Garden clubs pressing on as pandemic derails spring programs
April showers may bring May flowers, but those blooms will have to stay put as community plant sales, run by the region's garden clubs, are put on hold due to the COVID-19 pandemic.
The sales, which often serve as the primary fundraiser for garden clubs, give residents an opportunity to purchase locally sourced annuals, perennials, vegetables and herbs. Clubs, though, have been forced to cancel the sales to abide by social distancing guidelines.
"Usually when we get ready to open at 8:30 on a Saturday morning, there'd be lines of people waiting to get in," said Linda Burk, president of the Ledyard Garden Club, "so there's no way we'd be able to maintain any kind of social distancing in the church hall we use."
She said the cancellation of the plant sale may impact the club's ability to fund other projects it supports, including a scholarship for the high school, donations to partner organizations, and the garden spaces it maintains through town. One of those spaces, the HOPE Garden in Gales Ferry, is a vegetable garden that grows produce for the Ledyard Food Pantry.
"Our ability to buy plants for those gardens will be impacted," she said. "We're going to have to think about next year with a limited budget what we can and can't do."

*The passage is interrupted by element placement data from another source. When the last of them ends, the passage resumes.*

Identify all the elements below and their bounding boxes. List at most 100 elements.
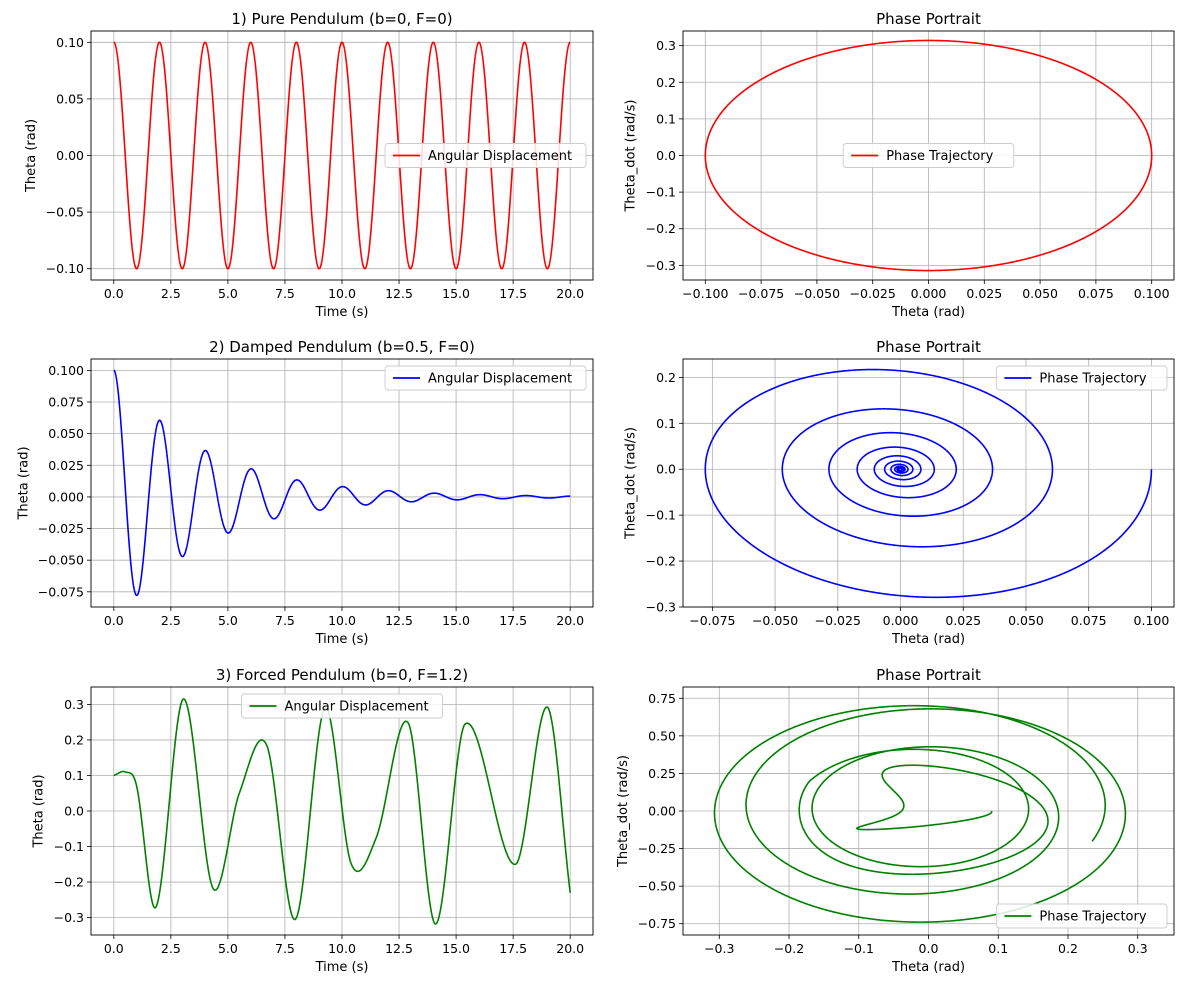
- subplot-title: Phase Portrait: [876, 10, 981, 28]
- x-tick-label: 0.0: [104, 613, 124, 628]
- y-axis-label: Theta_dot (rad/s): [616, 755, 631, 868]
- y-tick-label: 0.50: [648, 728, 676, 743]
- x-tick-label: −0.075: [689, 613, 735, 628]
- x-tick-label: 0.0: [104, 286, 124, 301]
- x-axis-label: Time (s): [315, 632, 369, 647]
- legend: Phase Trajectory: [995, 365, 1168, 391]
- legend-label: Phase Trajectory: [886, 149, 993, 164]
- y-tick-label: −0.3: [646, 600, 676, 615]
- x-tick-label: 0.100: [1134, 286, 1170, 301]
- legend-label: Angular Displacement: [428, 372, 572, 387]
- x-tick-label: 0.0: [919, 941, 939, 956]
- subplot-6: −0.3 −0.2 −0.1 0.0 0.1 0.2 0.3 −0.75 −0.50 −0.25 0…: [616, 666, 1175, 975]
- x-tick-label: 2.5: [161, 613, 181, 628]
- y-axis-label: Theta_dot (rad/s): [624, 99, 639, 212]
- subplot-1: 0.0 2.5 5.0 7.5 10.0 12.5 15.0 17.5 20.0 −0.10 −0.…: [24, 10, 594, 320]
- x-tick-label: −0.075: [738, 286, 784, 301]
- legend: Phase Trajectory: [842, 143, 1015, 168]
- subplot-5: 0.0 2.5 5.0 7.5 10.0 12.5 15.0 17.5 20.0 −0.3 −0.2…: [32, 666, 594, 975]
- y-tick-label: 0.05: [56, 91, 84, 106]
- x-tick-label: −0.025: [850, 286, 896, 301]
- series-line: [113, 41, 571, 270]
- y-tick-label: −0.075: [38, 584, 84, 599]
- x-axis-label: Time (s): [315, 960, 369, 975]
- x-tick-label: 20.0: [556, 941, 584, 956]
- x-axis-label: Theta (rad): [891, 305, 965, 320]
- series-line: [704, 39, 1153, 272]
- y-tick-label: −0.75: [638, 916, 676, 931]
- y-tick-label: −0.2: [54, 875, 84, 890]
- series-line: [113, 369, 571, 597]
- subplot-title: 3) Forced Pendulum (b=0, F=1.2): [216, 666, 468, 684]
- y-tick-label: 0.2: [656, 370, 676, 385]
- x-tick-label: 0.050: [1008, 613, 1044, 628]
- x-tick-label: 10.0: [328, 286, 356, 301]
- x-tick-label: 17.5: [499, 941, 527, 956]
- x-tick-label: 10.0: [328, 941, 356, 956]
- x-tick-label: 2.5: [161, 286, 181, 301]
- subplot-3: 0.0 2.5 5.0 7.5 10.0 12.5 15.0 17.5 20.0 −0.075 −0…: [16, 338, 594, 647]
- x-axis-label: Theta (rad): [891, 960, 965, 975]
- y-tick-label: 0.1: [656, 111, 676, 126]
- series-line: [704, 368, 1153, 599]
- x-tick-label: 0.050: [1022, 286, 1058, 301]
- x-tick-label: −0.050: [752, 613, 798, 628]
- x-tick-label: 15.0: [442, 286, 470, 301]
- x-tick-label: 2.5: [161, 941, 181, 956]
- x-tick-label: 0.3: [1128, 941, 1148, 956]
- x-axis-label: Theta (rad): [891, 632, 965, 647]
- y-axis-label: Theta (rad): [32, 774, 47, 848]
- subplot-4: −0.075 −0.050 −0.025 0.000 0.025 0.050 0.075 0.…: [624, 338, 1175, 647]
- y-tick-label: 0.1: [656, 416, 676, 431]
- subplot-title: 2) Damped Pendulum (b=0.5, F=0): [209, 338, 475, 356]
- y-tick-label: 0.00: [648, 804, 676, 819]
- y-axis-label: Theta_dot (rad/s): [624, 427, 639, 540]
- x-tick-label: 5.0: [218, 941, 238, 956]
- x-tick-label: 7.5: [275, 613, 295, 628]
- x-tick-label: −0.2: [774, 941, 804, 956]
- x-tick-label: 0.025: [966, 286, 1002, 301]
- y-tick-label: −0.3: [646, 258, 676, 273]
- y-axis-label: Theta (rad): [16, 446, 31, 520]
- x-tick-label: 0.000: [883, 613, 919, 628]
- y-axis-label: Theta (rad): [24, 119, 39, 193]
- y-tick-label: 0.050: [48, 426, 84, 441]
- legend-label: Phase Trajectory: [1039, 372, 1146, 387]
- axes-frame: [682, 358, 1175, 608]
- x-tick-label: −0.3: [704, 941, 734, 956]
- y-tick-label: −0.10: [46, 261, 84, 276]
- y-tick-label: −0.05: [46, 205, 84, 220]
- legend-box: [995, 365, 1168, 391]
- x-tick-label: 17.5: [499, 613, 527, 628]
- y-tick-label: 0.00: [56, 148, 84, 163]
- subplot-title: 1) Pure Pendulum (b=0, F=0): [231, 10, 452, 28]
- series-line: [713, 704, 1127, 923]
- x-tick-label: 0.100: [1134, 613, 1170, 628]
- x-tick-label: 0.0: [104, 941, 124, 956]
- legend: Angular Displacement: [384, 365, 587, 391]
- y-tick-label: 0.0: [64, 804, 84, 819]
- y-tick-label: −0.050: [38, 553, 84, 568]
- legend-box: [241, 693, 443, 719]
- y-tick-label: 0.2: [64, 732, 84, 747]
- legend-box: [384, 365, 587, 391]
- subplot-2: −0.100 −0.075 −0.050 −0.025 0.000 0.025 0.050 0…: [624, 10, 1175, 320]
- x-tick-label: 7.5: [275, 941, 295, 956]
- y-tick-label: 0.2: [656, 75, 676, 90]
- y-tick-label: 0.3: [656, 38, 676, 53]
- legend-label: Phase Trajectory: [1039, 910, 1146, 925]
- x-tick-label: 20.0: [556, 613, 584, 628]
- x-tick-label: 15.0: [442, 613, 470, 628]
- x-tick-label: 5.0: [218, 286, 238, 301]
- legend: Angular Displacement: [241, 693, 443, 719]
- y-tick-label: 0.000: [48, 489, 84, 504]
- x-tick-label: 0.025: [945, 613, 981, 628]
- x-tick-label: −0.100: [682, 286, 728, 301]
- x-tick-label: 0.075: [1078, 286, 1114, 301]
- legend-box: [842, 143, 1015, 168]
- legend-label: Angular Displacement: [285, 700, 429, 715]
- x-tick-label: 0.1: [988, 941, 1008, 956]
- y-tick-label: 0.075: [48, 395, 84, 410]
- x-tick-label: 12.5: [385, 613, 413, 628]
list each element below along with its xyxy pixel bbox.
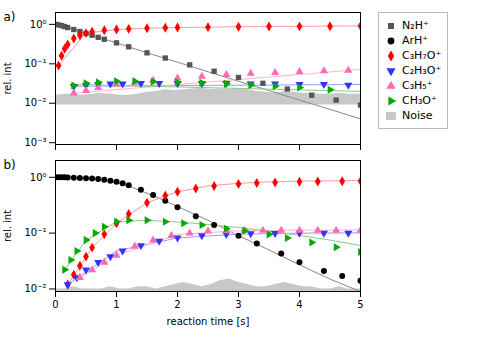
svg-text:1: 1 <box>113 299 119 310</box>
svg-text:10⁻²: 10⁻² <box>24 97 46 108</box>
svg-text:reaction time [s]: reaction time [s] <box>167 316 250 327</box>
svg-text:b): b) <box>4 158 16 172</box>
html-text:C₂H₃O⁺: C₂H₃O⁺ <box>402 64 442 77</box>
svg-text:0: 0 <box>52 299 58 310</box>
html-text:ArH⁺: ArH⁺ <box>402 34 429 47</box>
svg-text:a): a) <box>4 10 16 24</box>
html-text:Noise: Noise <box>402 109 433 122</box>
svg-text:10⁰: 10⁰ <box>30 19 47 30</box>
svg-text:10⁻¹: 10⁻¹ <box>24 58 46 69</box>
html-text:C₃H₇O⁺: C₃H₇O⁺ <box>402 49 442 62</box>
svg-text:10⁻³: 10⁻³ <box>24 137 46 148</box>
svg-text:rel. int: rel. int <box>2 210 13 242</box>
html-text:C₃H₅⁺: C₃H₅⁺ <box>402 79 433 92</box>
svg-text:10⁰: 10⁰ <box>30 172 47 183</box>
svg-text:10⁻¹: 10⁻¹ <box>24 227 46 238</box>
svg-text:2: 2 <box>174 299 180 310</box>
svg-text:4: 4 <box>296 299 302 310</box>
svg-text:rel. int: rel. int <box>2 62 13 94</box>
svg-text:5: 5 <box>357 299 363 310</box>
svg-text:3: 3 <box>235 299 241 310</box>
html-text:CH₃O⁺: CH₃O⁺ <box>402 94 437 107</box>
html-text:N₂H⁺: N₂H⁺ <box>402 19 429 32</box>
svg-text:10⁻²: 10⁻² <box>24 283 46 294</box>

The Mystic Garden Club's annual sale is held in conjunction with the spring fair hosted by the Friends of the Mystic & Noank Library, which has also been canceled. Club President Joanne Lukaszewicz said members had already subdivided their plants to sell, so they're hoping to host a smaller-scale sale in some fashion later in the year.

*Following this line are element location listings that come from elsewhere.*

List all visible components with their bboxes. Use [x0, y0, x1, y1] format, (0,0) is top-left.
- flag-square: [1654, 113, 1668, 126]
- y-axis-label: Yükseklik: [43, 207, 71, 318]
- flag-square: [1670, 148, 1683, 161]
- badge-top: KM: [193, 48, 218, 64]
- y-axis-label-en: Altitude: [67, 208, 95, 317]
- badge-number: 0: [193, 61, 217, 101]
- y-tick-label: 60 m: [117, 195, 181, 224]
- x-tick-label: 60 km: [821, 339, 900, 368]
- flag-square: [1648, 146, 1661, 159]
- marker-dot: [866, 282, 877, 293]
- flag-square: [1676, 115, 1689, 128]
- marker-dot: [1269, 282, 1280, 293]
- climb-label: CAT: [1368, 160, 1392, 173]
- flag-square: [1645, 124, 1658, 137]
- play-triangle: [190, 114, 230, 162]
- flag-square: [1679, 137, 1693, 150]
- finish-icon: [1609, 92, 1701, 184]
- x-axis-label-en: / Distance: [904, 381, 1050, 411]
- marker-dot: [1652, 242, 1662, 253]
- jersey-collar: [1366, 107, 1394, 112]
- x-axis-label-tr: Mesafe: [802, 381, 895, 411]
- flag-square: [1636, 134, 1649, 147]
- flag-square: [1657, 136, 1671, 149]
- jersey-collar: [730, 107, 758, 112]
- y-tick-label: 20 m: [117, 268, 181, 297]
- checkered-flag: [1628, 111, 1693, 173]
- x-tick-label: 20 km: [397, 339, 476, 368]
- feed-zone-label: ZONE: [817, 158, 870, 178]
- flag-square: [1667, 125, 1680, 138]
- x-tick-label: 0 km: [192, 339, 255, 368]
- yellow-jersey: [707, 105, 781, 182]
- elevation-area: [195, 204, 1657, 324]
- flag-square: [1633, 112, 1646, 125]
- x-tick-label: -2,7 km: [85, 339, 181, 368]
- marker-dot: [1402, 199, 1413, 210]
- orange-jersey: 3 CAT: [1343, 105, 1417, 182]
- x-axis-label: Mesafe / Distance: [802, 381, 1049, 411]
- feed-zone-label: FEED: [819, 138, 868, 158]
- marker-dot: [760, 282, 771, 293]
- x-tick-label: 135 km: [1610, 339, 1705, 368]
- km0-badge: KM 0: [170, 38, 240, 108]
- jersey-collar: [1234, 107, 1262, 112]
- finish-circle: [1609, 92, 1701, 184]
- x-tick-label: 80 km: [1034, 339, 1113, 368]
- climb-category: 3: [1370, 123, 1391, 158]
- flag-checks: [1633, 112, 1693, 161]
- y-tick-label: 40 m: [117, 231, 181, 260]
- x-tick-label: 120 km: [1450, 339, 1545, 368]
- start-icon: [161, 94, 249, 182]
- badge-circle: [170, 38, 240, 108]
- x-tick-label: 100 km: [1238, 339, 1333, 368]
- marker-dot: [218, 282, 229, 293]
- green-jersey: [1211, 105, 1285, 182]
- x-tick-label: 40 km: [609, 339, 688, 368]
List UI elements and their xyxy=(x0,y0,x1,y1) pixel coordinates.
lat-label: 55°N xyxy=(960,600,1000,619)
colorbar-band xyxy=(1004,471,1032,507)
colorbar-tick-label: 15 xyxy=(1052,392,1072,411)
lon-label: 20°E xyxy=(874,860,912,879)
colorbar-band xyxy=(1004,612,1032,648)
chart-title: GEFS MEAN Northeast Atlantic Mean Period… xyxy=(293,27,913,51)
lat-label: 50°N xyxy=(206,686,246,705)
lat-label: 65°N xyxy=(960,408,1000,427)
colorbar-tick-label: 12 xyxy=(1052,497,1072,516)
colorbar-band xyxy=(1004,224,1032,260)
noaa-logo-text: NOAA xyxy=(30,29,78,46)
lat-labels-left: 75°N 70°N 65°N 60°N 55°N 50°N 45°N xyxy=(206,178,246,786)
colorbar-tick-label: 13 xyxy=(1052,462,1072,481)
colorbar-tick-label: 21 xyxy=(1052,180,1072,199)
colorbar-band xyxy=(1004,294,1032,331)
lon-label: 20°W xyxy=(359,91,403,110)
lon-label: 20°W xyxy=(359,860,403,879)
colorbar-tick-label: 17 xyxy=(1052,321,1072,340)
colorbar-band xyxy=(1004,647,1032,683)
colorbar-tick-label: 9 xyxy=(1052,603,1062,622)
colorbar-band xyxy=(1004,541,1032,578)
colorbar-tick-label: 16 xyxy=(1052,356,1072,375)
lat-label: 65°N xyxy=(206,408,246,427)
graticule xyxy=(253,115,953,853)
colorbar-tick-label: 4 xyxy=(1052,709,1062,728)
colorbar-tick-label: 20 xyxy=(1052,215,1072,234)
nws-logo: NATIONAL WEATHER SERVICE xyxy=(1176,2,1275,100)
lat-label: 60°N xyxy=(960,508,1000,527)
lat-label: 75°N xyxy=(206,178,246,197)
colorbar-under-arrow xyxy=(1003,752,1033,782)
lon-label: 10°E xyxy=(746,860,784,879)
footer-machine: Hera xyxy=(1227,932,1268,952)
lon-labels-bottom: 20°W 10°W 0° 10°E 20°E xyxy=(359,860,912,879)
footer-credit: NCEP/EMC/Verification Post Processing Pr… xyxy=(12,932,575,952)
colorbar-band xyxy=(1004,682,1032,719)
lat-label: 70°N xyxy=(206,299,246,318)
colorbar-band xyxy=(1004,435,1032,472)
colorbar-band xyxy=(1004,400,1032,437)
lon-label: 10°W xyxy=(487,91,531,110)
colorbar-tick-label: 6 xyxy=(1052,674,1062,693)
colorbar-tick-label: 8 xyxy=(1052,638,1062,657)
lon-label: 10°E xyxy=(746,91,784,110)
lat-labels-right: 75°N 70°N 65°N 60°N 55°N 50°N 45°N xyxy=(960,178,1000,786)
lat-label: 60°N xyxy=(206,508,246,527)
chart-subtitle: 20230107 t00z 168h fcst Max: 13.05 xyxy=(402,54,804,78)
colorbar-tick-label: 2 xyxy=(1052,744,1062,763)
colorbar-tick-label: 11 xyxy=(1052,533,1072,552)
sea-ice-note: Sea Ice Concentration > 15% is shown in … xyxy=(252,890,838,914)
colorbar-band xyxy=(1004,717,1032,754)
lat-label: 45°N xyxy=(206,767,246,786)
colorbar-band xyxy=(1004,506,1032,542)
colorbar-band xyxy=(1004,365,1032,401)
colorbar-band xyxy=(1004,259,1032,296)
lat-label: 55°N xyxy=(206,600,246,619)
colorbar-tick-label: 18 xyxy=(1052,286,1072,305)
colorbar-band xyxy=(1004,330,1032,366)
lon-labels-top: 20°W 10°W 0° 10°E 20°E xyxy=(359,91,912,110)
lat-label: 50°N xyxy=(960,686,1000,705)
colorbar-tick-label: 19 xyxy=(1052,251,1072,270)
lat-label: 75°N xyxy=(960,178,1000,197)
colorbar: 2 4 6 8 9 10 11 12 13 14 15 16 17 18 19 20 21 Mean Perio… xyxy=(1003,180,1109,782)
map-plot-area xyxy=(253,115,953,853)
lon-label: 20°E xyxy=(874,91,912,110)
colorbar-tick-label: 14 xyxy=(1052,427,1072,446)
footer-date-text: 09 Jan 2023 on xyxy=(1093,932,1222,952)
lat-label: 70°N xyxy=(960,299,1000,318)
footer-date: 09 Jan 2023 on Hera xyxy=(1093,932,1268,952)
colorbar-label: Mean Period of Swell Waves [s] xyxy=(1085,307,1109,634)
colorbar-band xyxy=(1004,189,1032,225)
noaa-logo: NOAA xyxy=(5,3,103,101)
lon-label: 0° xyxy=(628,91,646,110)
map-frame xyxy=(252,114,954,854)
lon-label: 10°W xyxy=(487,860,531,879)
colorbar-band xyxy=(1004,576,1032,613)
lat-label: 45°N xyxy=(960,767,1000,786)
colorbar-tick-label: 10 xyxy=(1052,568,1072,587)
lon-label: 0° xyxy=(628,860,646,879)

The club also canceled its meetings for the time being as well as its monthly garden therapy program at Mystic Healthcare and Rehabilitation, in which members provide flowers and greens from their gardens for residents to make arrangements for their rooms.
"It's really too bad, too," she said. "It's nice. We socialize with the residents and help them with their flower arrangements."
Many clubs haven't met in their formal capacity since February or March, and they've had to cancel their monthly meetings for the foreseeable future. Fay Wilkman, president of the Duck River Garden Club in Old Lyme, said she's had to cancel spring programs on flower arrangements and local garden centers.
"Most of the programs have something to do with our own gardens," she said, noting that nonmembers often attend the meetings as well. "We try to helpful, we try to be informative and we try to be fun."
Wilkman said the club is also missing doing its displays at the Old Lyme-Phoebe Griffin Noyes Library, which they haven't been able to do since the fall when the library started renovation work.
Several club presidents interviewed said garden club members tend to be older and therefore more at risk during the pandemic, making it even more important to follow social distancing guidelines. Since they can't meet in person like they normally do, and the normally scheduled garden tours and other trips are up in the air, they're getting creative about staying in touch.
Many clubs are sharing their progress with each other via Zoom or newsletters. MaryAnn Buckley, president of the North Stonington Garden Club, said she sends out a biweekly newsletter with pictures from member gardens and gardening tips. She said members are also sharing ideas for other things to do that are social distancing-friendly such as hiking any of the town's 26 trails.
"We're looking at publishing a North Stonington Garden Club cookbook," she said. "That was pitched last year in May, and we really didn't do much on it, but now that's a nice activity we can do while everybody is quarantined."
Plots around each town still have to be maintained, though. Some, like the planter boxes in downtown Mystic, are solo projects adopted by individual members. Others, like the Village Green in North Stonington and the McCurdy Road triangle in Old Lyme, are large enough for small groups of people to work on together while still 6 feet apart.
Buckley said garden club members and gardeners in general are lucky to have a hobby that gets them outside. Since many are at home more, they can take the opportunity to immerse themselves in their space or to branch out into new areas of interest such as native plantings or a pollinator garden.
"It makes us think out of the box," she said.